Australia: $40,000 Awarded For Discrimination Based On Family Responsibilities

On 5 August 2008, the Anti-Discrimination Tribunal found Carpet Call liable for the conduct of its managers for treating an employee unfavourably because the employee sought to take leave at short notice to provide care and support for members of his family.

The employee, who later developed a depressive illness, established that he was treated less favourably than a person would have been who did not have "family responsibilities". For the managers' conduct in directly discriminating against the employee, Carpet Call was jointly and severally liable with the managers for compensation for hurt and humiliation, and economic loss totalling $39,325.

The facts– Bishop v Gedge & Rudd [2008] QADT 17

The complainant was an employee of Carpet Call (Qld) Pty Ltd from 7 November 2003 to 15 July 2005. On 15 July 2005, the employee told his manager to "shove" his job and immediately left the workplace. Although there were some later attempts to ask for his job back, the employer refused.

Relevantly, the complaint centred around the conduct of the Carpet Call managers in response to some leave that was taken by the employee in the first half of 2005, and then at around the time of the cessation of employment.

During the first few months of 2005, the employee, a timber warehouse supervisor, was participating in a training program for the position of Installation Manager. On three separate occasions earlier that year, the employee took leave on short notice to attend court with his son, who had been charged with criminal offences, to support him. He also had a period of leave on short notice in late February because of relationship difficulties he was having with his wife. All of the leave was approved, and the employee was paid in accordance with his entitlements.

The employee's manager decided to put a temporary stop to the training. It emerged that the manager had done so because he knew the Installation Manager's role was stressful, and he felt it better to postpone the training until the employee had resolved his homelife difficulties.

Later, on 15 July 2005, an incident arose with the employee's young daughter who had apparently been bitten by a fire ant the night before. When the employee called his wife mid-morning to check on the child's status, Mrs Bishop told him that she believed the child really needed to be taken to hospital. The employee called his manager and told him that his daughter was unwell, that it was unclear what was wrong and that he and his wife had medical advice that it could have been that she had been bitten by a fire ant and that she needed to be taken to a hospital. He asked his manager if he could leave work at that time to go home and take his daughter to the hospital.

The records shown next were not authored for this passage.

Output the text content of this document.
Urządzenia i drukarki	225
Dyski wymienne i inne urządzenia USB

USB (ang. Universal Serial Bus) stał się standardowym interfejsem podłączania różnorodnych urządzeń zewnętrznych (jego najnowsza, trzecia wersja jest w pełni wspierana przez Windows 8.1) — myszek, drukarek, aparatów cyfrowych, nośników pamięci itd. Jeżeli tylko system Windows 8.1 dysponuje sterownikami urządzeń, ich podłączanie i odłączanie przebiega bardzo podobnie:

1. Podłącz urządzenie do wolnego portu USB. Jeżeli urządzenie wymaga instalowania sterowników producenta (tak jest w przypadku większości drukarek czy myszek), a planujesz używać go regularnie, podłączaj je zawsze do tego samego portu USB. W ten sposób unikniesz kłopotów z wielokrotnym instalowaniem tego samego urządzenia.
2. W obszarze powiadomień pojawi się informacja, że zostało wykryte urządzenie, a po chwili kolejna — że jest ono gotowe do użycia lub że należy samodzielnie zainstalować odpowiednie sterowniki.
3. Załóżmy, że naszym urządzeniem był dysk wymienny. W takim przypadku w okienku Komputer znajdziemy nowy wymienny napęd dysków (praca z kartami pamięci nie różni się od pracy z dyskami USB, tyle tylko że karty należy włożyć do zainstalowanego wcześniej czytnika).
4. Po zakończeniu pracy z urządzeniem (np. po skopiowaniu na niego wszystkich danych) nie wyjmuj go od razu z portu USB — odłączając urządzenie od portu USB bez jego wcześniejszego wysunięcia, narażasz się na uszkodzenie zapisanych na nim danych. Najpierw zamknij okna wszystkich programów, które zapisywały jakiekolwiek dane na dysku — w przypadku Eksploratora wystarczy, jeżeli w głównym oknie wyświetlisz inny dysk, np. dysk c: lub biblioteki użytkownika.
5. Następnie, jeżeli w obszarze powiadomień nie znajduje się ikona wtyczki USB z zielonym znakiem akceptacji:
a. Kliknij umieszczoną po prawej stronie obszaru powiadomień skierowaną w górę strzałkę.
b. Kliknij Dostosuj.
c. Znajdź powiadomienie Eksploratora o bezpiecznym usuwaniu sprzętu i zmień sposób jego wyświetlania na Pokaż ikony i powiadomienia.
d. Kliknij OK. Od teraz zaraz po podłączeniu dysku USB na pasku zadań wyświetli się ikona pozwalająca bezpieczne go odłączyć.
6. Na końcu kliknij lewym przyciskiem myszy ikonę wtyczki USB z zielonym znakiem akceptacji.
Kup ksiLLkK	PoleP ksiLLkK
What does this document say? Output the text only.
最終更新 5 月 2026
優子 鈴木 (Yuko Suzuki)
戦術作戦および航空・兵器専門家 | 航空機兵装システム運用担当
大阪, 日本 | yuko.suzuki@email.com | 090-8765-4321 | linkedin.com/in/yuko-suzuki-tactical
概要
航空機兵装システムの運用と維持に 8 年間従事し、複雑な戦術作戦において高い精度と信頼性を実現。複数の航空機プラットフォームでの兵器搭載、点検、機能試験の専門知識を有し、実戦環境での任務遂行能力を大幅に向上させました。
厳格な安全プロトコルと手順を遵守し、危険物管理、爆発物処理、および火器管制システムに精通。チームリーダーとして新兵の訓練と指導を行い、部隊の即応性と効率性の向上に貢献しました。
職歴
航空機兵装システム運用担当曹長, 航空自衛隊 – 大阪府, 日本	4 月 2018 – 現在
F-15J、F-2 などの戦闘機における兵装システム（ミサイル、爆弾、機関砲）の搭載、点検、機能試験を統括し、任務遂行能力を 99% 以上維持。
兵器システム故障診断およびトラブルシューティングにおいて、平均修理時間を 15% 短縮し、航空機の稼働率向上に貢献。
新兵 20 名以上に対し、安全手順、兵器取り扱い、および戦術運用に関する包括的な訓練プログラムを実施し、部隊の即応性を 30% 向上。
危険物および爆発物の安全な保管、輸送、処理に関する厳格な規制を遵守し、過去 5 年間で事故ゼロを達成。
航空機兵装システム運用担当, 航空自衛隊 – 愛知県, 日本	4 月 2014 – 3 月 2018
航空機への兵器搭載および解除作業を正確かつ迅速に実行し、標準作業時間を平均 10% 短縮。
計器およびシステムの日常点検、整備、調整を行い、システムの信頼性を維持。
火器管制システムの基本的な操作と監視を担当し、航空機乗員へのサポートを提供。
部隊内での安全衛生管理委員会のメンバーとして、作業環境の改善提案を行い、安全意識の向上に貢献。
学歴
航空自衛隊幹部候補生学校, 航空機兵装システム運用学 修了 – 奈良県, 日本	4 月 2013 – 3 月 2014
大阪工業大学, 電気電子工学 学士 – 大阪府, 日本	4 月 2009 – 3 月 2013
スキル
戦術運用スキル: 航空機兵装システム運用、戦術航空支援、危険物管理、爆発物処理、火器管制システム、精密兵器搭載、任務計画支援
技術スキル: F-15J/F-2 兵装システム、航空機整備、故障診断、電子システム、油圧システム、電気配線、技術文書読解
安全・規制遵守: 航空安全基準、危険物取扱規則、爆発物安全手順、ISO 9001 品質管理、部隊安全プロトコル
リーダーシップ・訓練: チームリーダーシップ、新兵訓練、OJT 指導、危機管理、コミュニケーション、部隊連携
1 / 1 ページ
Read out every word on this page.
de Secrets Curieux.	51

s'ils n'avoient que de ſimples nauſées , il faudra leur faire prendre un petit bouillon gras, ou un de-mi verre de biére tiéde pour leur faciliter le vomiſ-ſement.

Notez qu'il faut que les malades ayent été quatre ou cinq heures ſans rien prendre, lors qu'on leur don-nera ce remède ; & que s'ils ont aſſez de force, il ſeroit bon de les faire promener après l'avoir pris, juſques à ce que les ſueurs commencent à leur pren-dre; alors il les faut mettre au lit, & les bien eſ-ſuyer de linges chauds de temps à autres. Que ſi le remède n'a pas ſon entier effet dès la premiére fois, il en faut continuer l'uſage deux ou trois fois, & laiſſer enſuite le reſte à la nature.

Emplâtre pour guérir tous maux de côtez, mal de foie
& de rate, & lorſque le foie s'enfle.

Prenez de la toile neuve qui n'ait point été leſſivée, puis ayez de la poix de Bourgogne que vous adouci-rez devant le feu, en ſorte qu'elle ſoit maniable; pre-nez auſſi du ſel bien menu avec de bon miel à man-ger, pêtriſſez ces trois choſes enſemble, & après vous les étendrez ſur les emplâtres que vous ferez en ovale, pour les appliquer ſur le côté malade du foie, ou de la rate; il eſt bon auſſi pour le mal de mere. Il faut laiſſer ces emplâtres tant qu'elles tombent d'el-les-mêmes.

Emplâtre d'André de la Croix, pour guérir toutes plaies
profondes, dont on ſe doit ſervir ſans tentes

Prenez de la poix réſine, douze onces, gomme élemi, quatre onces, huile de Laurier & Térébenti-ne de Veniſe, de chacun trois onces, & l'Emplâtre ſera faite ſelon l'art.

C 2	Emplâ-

There was already one employee absent from the carpet warehouse at the time. The manager rejected the employee's request for urgent leave, and when the employee took issue with that, the manager said words to the effect, "Vernon, we've all got a job to do here. You've got a choice to make." The employee believed that he was being given a choice between acting in a way that kept him in his job (by staying at work) or acting in a way that would lose him his job (going home to take his daughter to hospital). The employee said, "Well, you can shove your job up your arse" and walked out.

A short time later, the employee rang his manager to discuss the issue. By that time, the manager had conferred with other managers, who were supportive of his stance.

Then he and his wife took their daughter to hospital, where she was admitted for a number of weeks suffering from a potentially life threatening serious blood disorder.

The Tribunal found that the employee was treated unfavourably at work by being denied carer's leave that he was lawfully entitled to and, on the other occasions, having his training discontinued because of the previous repeated occasions of him taking leave connected with providing care or support to his family.

The Tribunal ordered the relevant managers to apologise to the former employee and, based on its assessment of the contribution the events had in causing his depressive illness (there was evidence that there were a number of stressors in his life other than the denial of carer's leave), the Tribunal awarded general damages of $17,500. Economic loss was calculated, taking into account that the employee had obtained further employment, at $16,000. The total damages awarded, including interest, was $39,325.

Implications for employers

The statutory protection for individuals against being treated less favourably in connection with their family responsibilities continues to be one that some employers and individual managers have difficulty appreciating. Employers should ensure that their relevant managers and staff are aware of their responsibilities to colleagues and not to make decisions based on relevant attributes (for example, race, religion, family responsibilities). The prohibitions against direct and indirect discrimination under anti-discrimination laws should be appropriately reinforced periodically at work through training, to assist the employer to properly defend a claim of unlawful discrimination.

The amount awarded here indicates an increasing willingness by courts and tribunals to award significant amounts of money in compensation for hurt, humiliation and stress.

The content of this article is intended to provide a general guide to the subject matter. Specialist advice should be sought about your specific circumstances.